Algumas tendências atuais necessitam ser destacadas. Dentre elas, a
necessidade de estimular a cooperação interdisciplinar com a finalidade de
aperfeiçoar e avançar o entendimento da dinâmica e forma do relevo; a
compreensão do papel do clima na geomorfologia, tanto na mudança climática
contemporânea como de longo prazo; a busca constante por aprimoramento e
atualização de métodos e técnicas; e admissão do papel, agora dominante, dos
seres humanos como agentes geomorfológicos.
Outro fator relevante que se observa na atualidade é a forte especialização
nas disciplinas da Geografia Física, e dentro da própria Geomorfologia.

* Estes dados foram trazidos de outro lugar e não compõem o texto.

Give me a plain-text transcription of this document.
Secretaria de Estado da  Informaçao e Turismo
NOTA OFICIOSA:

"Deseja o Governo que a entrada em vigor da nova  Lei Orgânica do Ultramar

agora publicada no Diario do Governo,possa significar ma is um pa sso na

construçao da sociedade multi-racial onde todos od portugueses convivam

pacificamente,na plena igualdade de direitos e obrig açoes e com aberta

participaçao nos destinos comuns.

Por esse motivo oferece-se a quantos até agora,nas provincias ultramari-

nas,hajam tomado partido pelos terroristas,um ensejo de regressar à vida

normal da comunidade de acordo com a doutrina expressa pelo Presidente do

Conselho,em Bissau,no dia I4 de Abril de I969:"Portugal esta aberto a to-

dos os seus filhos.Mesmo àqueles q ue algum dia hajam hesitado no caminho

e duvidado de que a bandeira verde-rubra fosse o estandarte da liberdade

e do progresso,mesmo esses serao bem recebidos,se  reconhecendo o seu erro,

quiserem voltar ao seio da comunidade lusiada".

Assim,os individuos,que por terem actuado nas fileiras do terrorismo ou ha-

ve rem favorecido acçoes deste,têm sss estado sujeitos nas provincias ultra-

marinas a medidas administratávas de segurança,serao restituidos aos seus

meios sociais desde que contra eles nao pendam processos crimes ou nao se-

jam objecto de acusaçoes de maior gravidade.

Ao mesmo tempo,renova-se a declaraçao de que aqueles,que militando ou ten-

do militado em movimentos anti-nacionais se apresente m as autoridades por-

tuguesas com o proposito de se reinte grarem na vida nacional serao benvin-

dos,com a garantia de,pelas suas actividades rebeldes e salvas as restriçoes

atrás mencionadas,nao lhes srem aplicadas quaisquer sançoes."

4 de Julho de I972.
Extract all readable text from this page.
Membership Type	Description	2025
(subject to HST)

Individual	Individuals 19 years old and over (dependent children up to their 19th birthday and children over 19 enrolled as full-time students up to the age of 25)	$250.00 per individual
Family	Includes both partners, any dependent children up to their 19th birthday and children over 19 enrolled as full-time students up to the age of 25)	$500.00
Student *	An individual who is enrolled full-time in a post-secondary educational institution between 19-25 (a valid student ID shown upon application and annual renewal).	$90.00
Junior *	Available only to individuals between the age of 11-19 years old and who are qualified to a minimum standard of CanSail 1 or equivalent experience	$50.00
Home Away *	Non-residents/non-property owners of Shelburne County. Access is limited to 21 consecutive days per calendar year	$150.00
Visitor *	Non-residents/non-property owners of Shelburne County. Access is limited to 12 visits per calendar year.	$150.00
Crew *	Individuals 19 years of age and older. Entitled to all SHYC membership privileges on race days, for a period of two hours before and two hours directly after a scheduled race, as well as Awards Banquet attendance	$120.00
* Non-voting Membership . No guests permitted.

Dentre as subdivisões da Geomorfologia apresenta-se a Geomorfologia:
Climática, Estrutural, Costeira, Continental, Regional, Aplicada, Dinâmica,
Fluvial, Cárstica, Glacial, de Vertentes, do Quaternário. Ainda podem ser
citadas subdivisões mais recentes como a Geomorfologia Antrópica, Urbana,
Submarina, Ecológica e até Planetária. Todas essas subdivisões são afetadas
de forma direta e indireta pelos avanços teológicos que favorecem a
implantação e aprimoramento de diversos métodos de trabalho; e possibilitam
maior acesso a informação. No entanto, ainda que existam cada vez mais
recursos é importante enfatizar que a evolução também precisa ocorrer do
ponto de vista teórico.
Considerações Finais
A partir da breve abordagem do panorama de evolução dos conhecimentos geomorfológicos observa-se a relevância desses conteúdos para melhor compreensão do espaço de vivência. Enquanto disciplina, a Geomorfologia passou por transformações e seu desenvolvimento não foi linear, ocorrendo uma substituição e não uma soma de conhecimentos, marcado ainda por contestações e rupturas. Os mesmos fatos surgem com estruturação e significação diferentes ao longo da evolução dos conhecimentos geomorfológicos. O ensino de Geomorfologia, mesmo diante de um mundo cada vez mais tecnológico e conectado, demanda a valorização do melhor entendimento e aprofundamento das suas bases epistemológicas, para que o aluno, munido de tal conhecimento, possa avançar na compreensão da complexa realidade geomorfológica.
Agradecimentos
À FAPEMIG - Fundação de Amparo à Pesquisa do Estado de Minas Gerais – pelo apoio à participação no XI SINAGEO, ao LAGES – Laboratório de Geomorfologia e Erosão dos Solos, ao IFTM – Instituto Federal do Triângulo Mineiro.